Reading the Score: What Good Looks Like
Once you have a number, the next question is what to do with it. The honest answer is that the absolute number matters less than the direction.
A feature scoring 84 is not automatically ready and a feature scoring 72 is not automatically broken. What you care about is the trend. Is the score climbing as the team works. Did a change that felt like an improvement actually move the number up. Did a model swap that was supposed to be invisible quietly cost you five points.
The most useful thing an eval gives you is a regression alarm. You change a prompt to fix one customer complaint, you run the set, and you see that three other cases now fail. Without the eval that breakage ships and a different customer complains next week. With the eval you catch it in two minutes, before anyone outside the team ever sees it.
Set a simple rule the whole team agrees on. The score may not drop below its current baseline without a clear reason. That one rule turns a vague feeling of quality into a line nobody is allowed to cross. It is the same discipline that a passing test suite gives normal software, finally available for AI features.
A Pragmatic Way to Start
You will not get this perfect on the first try, and you do not need to. The goal this week is not a polished evaluation platform. It is one habit, on one feature, that the team actually keeps.

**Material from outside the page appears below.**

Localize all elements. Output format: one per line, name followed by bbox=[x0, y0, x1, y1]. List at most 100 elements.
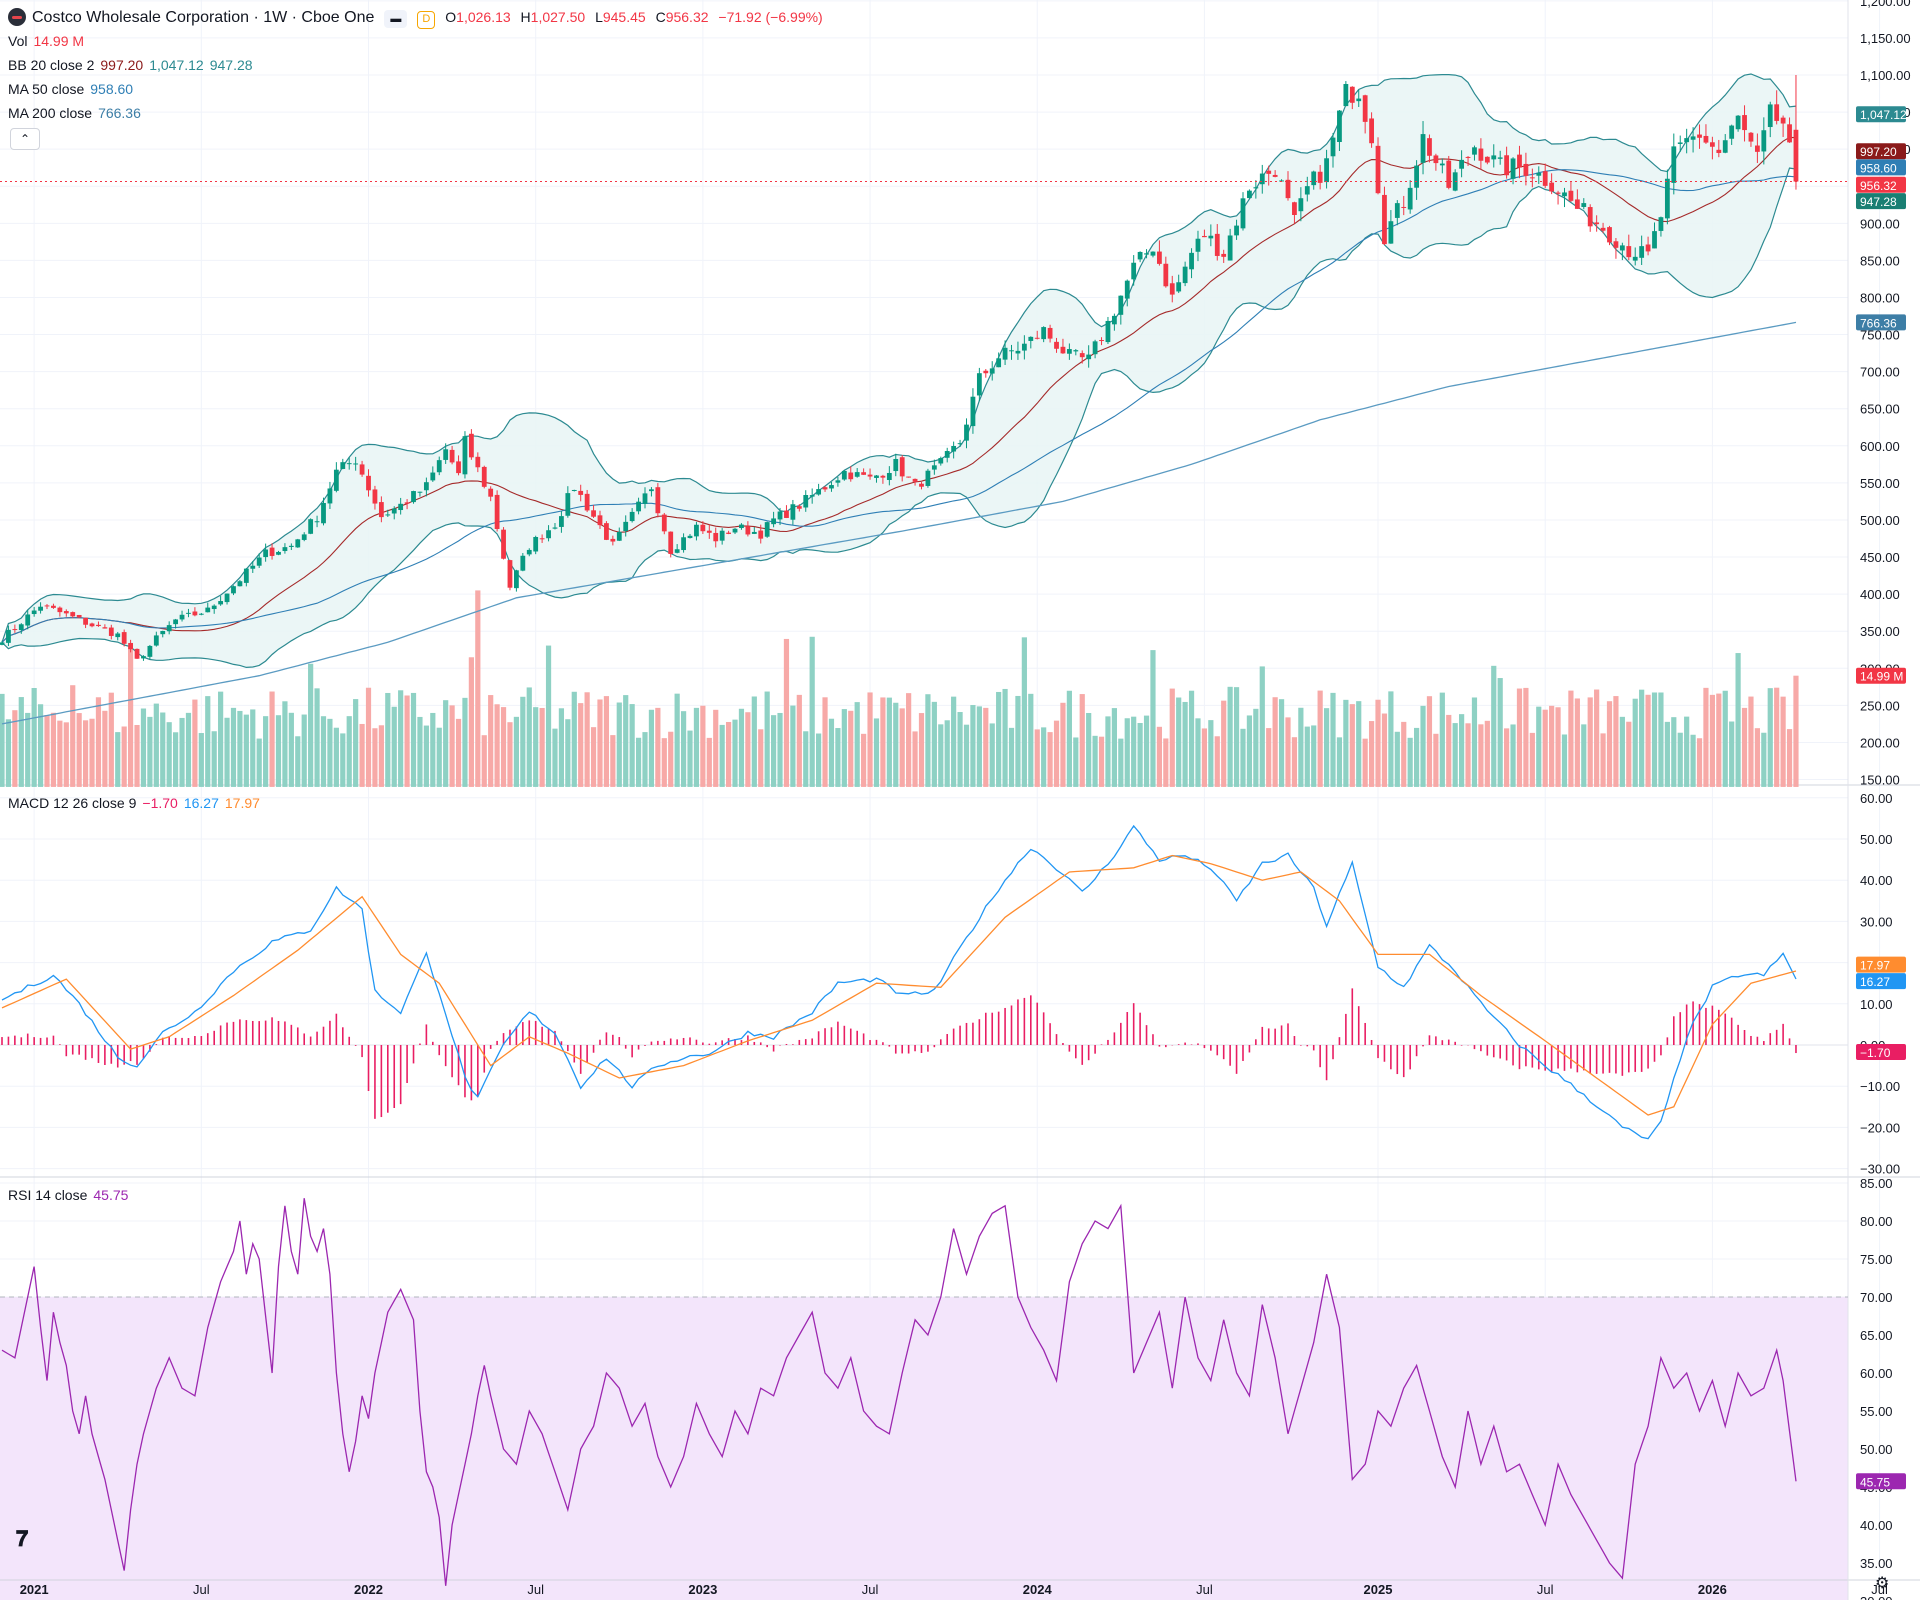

Pick the feature. Pull twenty real inputs. Write down what good looks like for each. Score them with the simplest method that works. Get your baseline number. Then make the rule: every change runs the set first.
After you have done that for one feature, the second one takes half the time, because you already have the scorer, the judge checklist, and the muscle memory. After three or four features you will have a small shared library of eval helpers and a team that argues about numbers instead of opinions.
If your team already works in a [spec driven](/blog/spec-driven-development-replacing-tickets-2026) way, the spec is the natural home for the eval. The spec for an AI feature should say what the feature must do and how it will be measured, in the same document. And if your evals keep failing in ways that trace back to bad or missing information rather than a bad prompt, the real problem may be upstream, in whether [your data is ready for AI](/blog/why-your-data-isnt-ready-for-ai-and-what-to-fix-first) at all.
The Bigger Pattern
Step back and evals are not really about testing. They are about confidence.
The team I described at the start did not lack skill. They had a working feature and a good demo. What they lacked was a way to know, on any given day, whether the thing was good enough to put in front of customers. Without that, every launch decision became a gut call, and gut calls under uncertainty almost always end in another week of delay.
An eval converts that uncertainty into a number. A number can be tracked, defended, and trusted. It lets a team say "we are at 88, we agreed 85 is the bar, we ship." That sentence is the difference between an AI feature that lives in a demo forever and one that reaches real users.
The teams that win the AI race in 2026 will not be the ones with the cleverest prompts or the newest model. Those advantages last weeks. The winners will be the teams that built the habit of measuring their AI, so that every change makes the product provably better instead of merely different.
A demo shows that your AI feature can work. An eval shows that it does work. Only one of those is allowed to ship.